L’éternel   casseur du siècle,  oublie, entérine et  sa parodie référendaire  deum-  et  son braquage électoral, lors   des dernières législatives cataclysmiques  de  pacotille, notamment   à Touba  Mbacké,  la ville sainte,   où   une certaine classe spirituelle  non des moindres étaient  en osmose totale  avec   la machine répressive, institutionnalisée,  cliniquement clanique . Il faut rappeler  que  la Cité du mouridisme  comptait 124  bureaux de vote,  où  plus de 6000  inscrits n’ont pu  accomplir leurs devoirs civiques.

Et la vieille garde  ringarde,  qui est  exclusivement  composé  d’un ramassis  d’incultes  pathétiques, s’érigent en ribambelle de la rengaine,   et dont l’immoralité constitue un secret de polichinelle, se travestissent  allégrement  en  lamentables vulgaires rabatteurs pour les yeux du tyran encombrant  , se déclarent   en entente cordiale  avec le pouvoir totalitaire.  Le pouvoir  politique en place extravagant est   extraordinairement en jointure   avec  une certaine classe  politico-religieuse,  porteuse de voix, s’encarte en filigrane  à la démocratie  tyrannique.

Tout ce beau  monde   se frotte à huis clos  les mains, puisque les  pluies torrentielles  de milliards de f CFA, sont passés par là, et  à cause   de  la machine toxique ,  irrévérencieuse, représentée  par  cette caisse notoirement  troublante,  n’est en définitive  que  la clé  de voûte  des corruptions massives à haut débit, pour corrompre librement  tous ceux  qui ont une faiblesse pathologique  de la puissance de l’argent facile.

 Après  la réciprocité des services rendus,  le profanateur menteur professionnel, qui  nous  parle de dialogue,  et   tend  la main   aux hommes de la double casquette  et  aux autres acteurs politiques,   dont la  plupart  sont tous quasiment  des  corrompus, clientélistes  de la démesure.   C’est  bien ça le foutoir, ou  le  dialogue de la tromperie de piètre qualité.

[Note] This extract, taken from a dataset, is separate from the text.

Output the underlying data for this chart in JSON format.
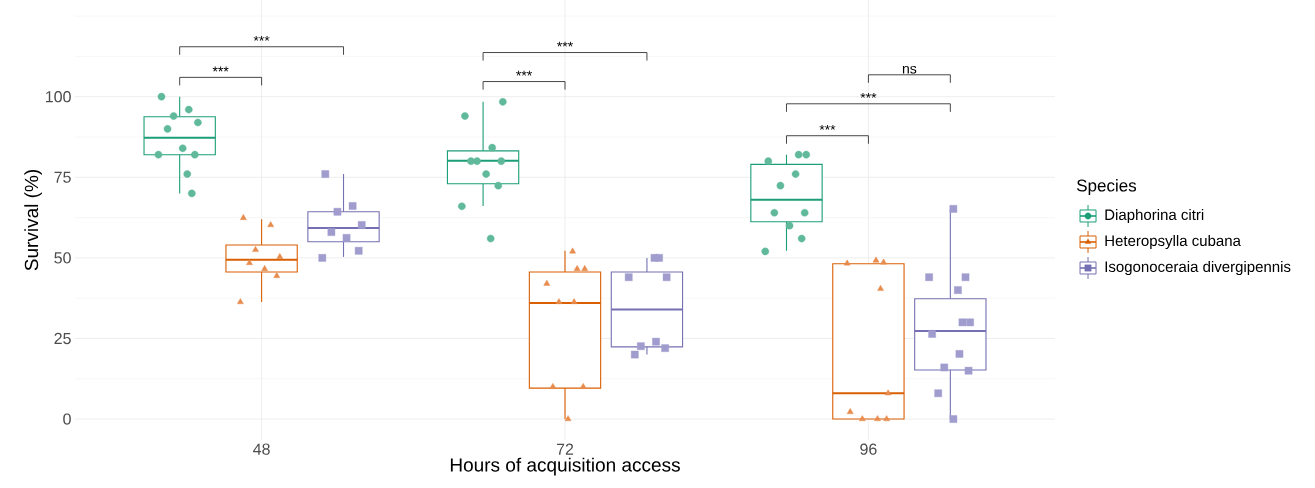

Le Sénégal,  ce géant virtuel  aux pieds d’argile, est sous contrôle  total et à  la botte  d’un  tyran, mercenaire, fantoche,  qui  s’appelle Macky Sall,  « le Caudillo Sénégalais »,  le  tient d’une main de fer par sa police politique de la Stasi,  bannit de facto  toute marche, pacifique,  traque sans répit,  humilie  à  tout  vent,  tout opposant réel, qui  lui fait de l’ombre,  ou   tout citoyen libre  s’exprimant publiquement   peu ou prou , en aura  aussi pour son grade,  dans la demi- heure.